Abstract
Purpose To evaluate the performance and consistency of large language models (LLMs) across brand and generic oncology drug names in various clinical tasks, addressing concerns about potential fluctuations in LLM performance due to subtle phrasing differences that could impact patient care.
Methods This study evaluated three LLMs (GPT-3.5-turbo-0125, GPT-4-turbo, and GPT-4o) using drug names from the HemOnc ontology. The assessment included 367 generic-to-brand and 2,516 brand-to-generic pairs, 1,000 drug-drug interaction synthetic patient cases, and 2,438 immune-related adverse event (irAE) cases. LLMs were tested on drug name recognition, word association, drug-drug interaction (DDI) detection, and irAE diagnosis using both brand and generic drug names.
Results LLMs demonstrated high accuracy in matching brand and generic names (GPT-4o: 97.38% for brand, 94.71% for generic, p < 0.0001). However, they showed significant inconsistencies in word association tasks. GPT-3.5-turbo-0125 exhibited biases favoring brand names for effectiveness (OR 1.43, p < 0.05) and being side-effect-free (OR 1.76, p < 0.05). DDI detection accuracy was poor across all models (<26%), with no significant differences between brand and generic names. Sentiment analysis revealed significant differences, particularly in GPT-3.5-turbo-0125 (brand mean 0.6703, generic mean 0.9482, p < 0.0001). Consistency in irAE diagnosis varied across models.
Conclusions and Relevance Despite high proficiency in name-matching, LLMs exhibit inconsistencies when processing brand versus generic drug names in more complex tasks. These findings highlight the need for increased awareness, improved robustness assessment methods, and the development of more consistent systems for handling nomenclature variations in clinical applications of LLMs.
Key objective This study aimed to assess the consistency of large language models (LLMs) in handling brand and generic oncology drug names across various tasks, including drug-drug interaction detection and adverse event identification.
Knowledge generated LLMs demonstrated high accuracy in matching brand and generic names but showed significant inconsistencies in more complex tasks.
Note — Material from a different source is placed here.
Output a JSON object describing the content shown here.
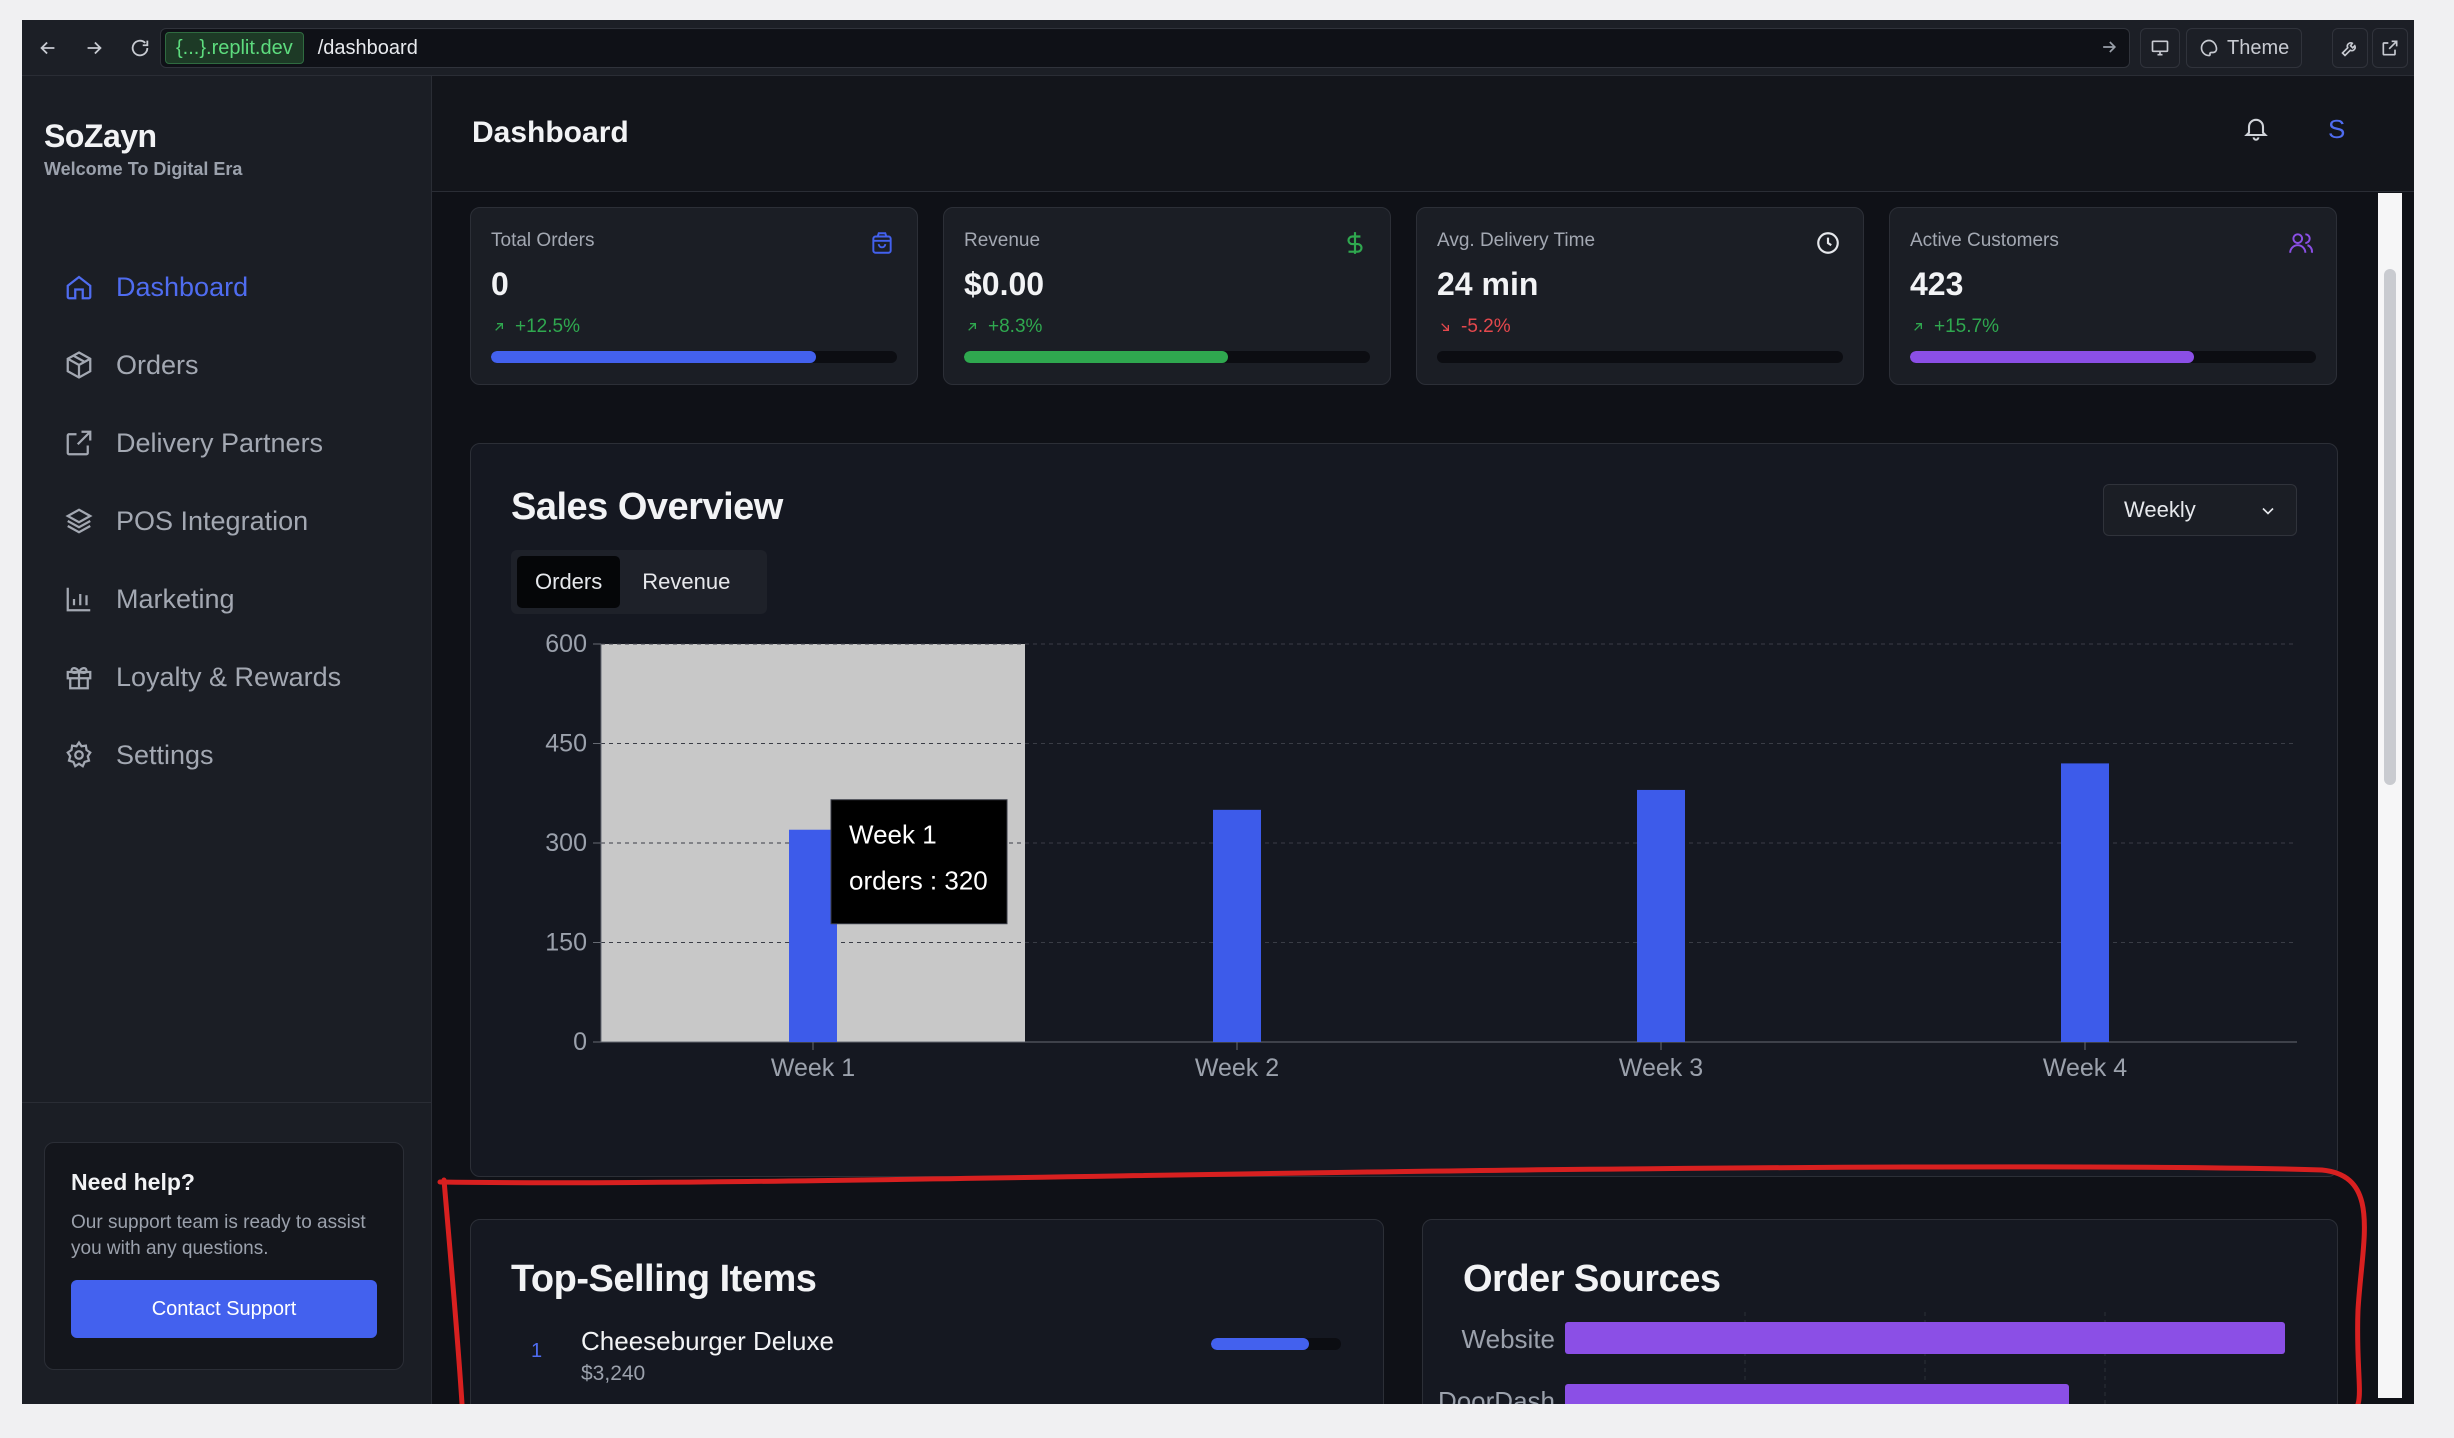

Notable, models exhibited significant differences in attributing brand versus generic names to positive terms and sentiment.
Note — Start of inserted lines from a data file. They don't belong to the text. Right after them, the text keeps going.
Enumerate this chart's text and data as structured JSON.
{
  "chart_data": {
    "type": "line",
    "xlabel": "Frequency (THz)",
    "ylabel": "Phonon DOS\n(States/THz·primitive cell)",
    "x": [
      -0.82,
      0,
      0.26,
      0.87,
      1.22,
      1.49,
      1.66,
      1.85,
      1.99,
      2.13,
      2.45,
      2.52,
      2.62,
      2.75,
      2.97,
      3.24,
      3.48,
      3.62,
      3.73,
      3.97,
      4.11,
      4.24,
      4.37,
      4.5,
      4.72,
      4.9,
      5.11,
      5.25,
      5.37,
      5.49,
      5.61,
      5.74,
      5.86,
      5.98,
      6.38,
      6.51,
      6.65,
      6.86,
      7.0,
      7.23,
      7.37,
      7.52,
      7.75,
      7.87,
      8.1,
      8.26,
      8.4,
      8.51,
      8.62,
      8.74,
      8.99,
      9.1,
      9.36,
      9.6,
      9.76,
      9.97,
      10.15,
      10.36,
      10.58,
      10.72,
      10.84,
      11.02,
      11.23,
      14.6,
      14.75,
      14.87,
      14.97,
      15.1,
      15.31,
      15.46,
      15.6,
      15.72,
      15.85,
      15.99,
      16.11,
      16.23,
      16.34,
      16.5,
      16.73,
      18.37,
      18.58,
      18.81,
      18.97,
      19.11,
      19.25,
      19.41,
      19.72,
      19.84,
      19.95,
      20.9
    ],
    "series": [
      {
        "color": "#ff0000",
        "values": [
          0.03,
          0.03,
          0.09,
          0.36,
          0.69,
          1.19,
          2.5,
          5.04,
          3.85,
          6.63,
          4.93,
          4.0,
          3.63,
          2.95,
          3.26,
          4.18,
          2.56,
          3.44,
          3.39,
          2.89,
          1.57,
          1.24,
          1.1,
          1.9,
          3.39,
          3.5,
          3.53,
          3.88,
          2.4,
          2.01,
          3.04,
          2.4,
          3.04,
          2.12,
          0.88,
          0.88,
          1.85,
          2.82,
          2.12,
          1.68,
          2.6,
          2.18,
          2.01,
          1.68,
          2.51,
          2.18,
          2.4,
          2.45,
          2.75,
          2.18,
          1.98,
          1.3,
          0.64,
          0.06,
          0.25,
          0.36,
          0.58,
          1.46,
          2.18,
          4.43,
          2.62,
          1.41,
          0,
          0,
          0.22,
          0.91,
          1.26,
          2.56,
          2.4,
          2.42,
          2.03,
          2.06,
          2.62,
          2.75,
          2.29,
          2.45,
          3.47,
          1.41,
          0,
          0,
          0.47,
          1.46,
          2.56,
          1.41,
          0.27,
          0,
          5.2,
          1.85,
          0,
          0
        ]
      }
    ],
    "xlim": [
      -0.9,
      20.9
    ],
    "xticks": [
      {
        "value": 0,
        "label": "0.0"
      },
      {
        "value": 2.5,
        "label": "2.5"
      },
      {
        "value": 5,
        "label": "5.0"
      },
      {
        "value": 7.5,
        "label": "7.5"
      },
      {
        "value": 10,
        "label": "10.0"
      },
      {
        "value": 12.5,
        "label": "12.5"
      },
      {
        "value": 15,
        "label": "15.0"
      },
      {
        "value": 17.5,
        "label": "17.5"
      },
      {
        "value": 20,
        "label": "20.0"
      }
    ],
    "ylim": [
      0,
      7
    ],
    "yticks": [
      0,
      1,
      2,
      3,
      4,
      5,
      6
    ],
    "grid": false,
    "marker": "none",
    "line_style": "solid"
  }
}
Competing Interest Statement
JG is funded by the National Institute of Health through NIH-USA R01CA294033-01. SC is funded by the National Institute of Health through NIH-USA R01CA294033-01. JW is funded by the National Institute of Health through NIH-USA R01CA294033-01. DSB declares funding from the NIH (NIH-USA U54CA274516-01A1 and R01CA294033-01) and the ASTRO-ACS Clinician Scientist Development Grant ASTRO-CSDG-24-1244514. HJLW declares funding from the NIH (U24 CA265879)
Funding Statement
JG is funded by the National Institute of Health through NIH-USA R01CA294033-01. SC is funded by the National Institute of Health through NIH-USA R01CA294033-01. JW is funded by the National Institute of Health through NIH-USA R01CA294033-01. DSB declares funding from the NIH (NIH-USA U54CA274516-01A1 and R01CA294033-01) and the ASTRO-ACS Clinician Scientist Development Grant ASTRO-CSDG-24-1244514. HJLW declares funding from the NIH (U24 CA265879)
Author Declarations
I confirm all relevant ethical guidelines have been followed, and any necessary IRB and/or ethics committee approvals have been obtained.
Yes
I confirm that all necessary patient/participant consent has been obtained and the appropriate institutional forms have been archived, and that any patient/participant/sample identifiers included were not known to anyone (e.g., hospital staff, patients or participants themselves) outside the research group so cannot be used to identify individuals.
Yes
I understand that all clinical trials and any other prospective interventional studies must be registered with an ICMJE-approved registry, such as ClinicalTrials.gov. I confirm that any such study reported in the manuscript has been registered and the trial registration ID is provided (note: if posting a prospective study registered retrospectively, please provide a statement in the trial ID field explaining why the study was not registered in advance).
Yes
I have followed all appropriate research reporting guidelines, such as any relevant EQUATOR Network research reporting checklist(s) and other pertinent material, if applicable.
Yes
Data Availability
The full code and dataset are available in our public repository at BittermanLab/OncoRABBITS.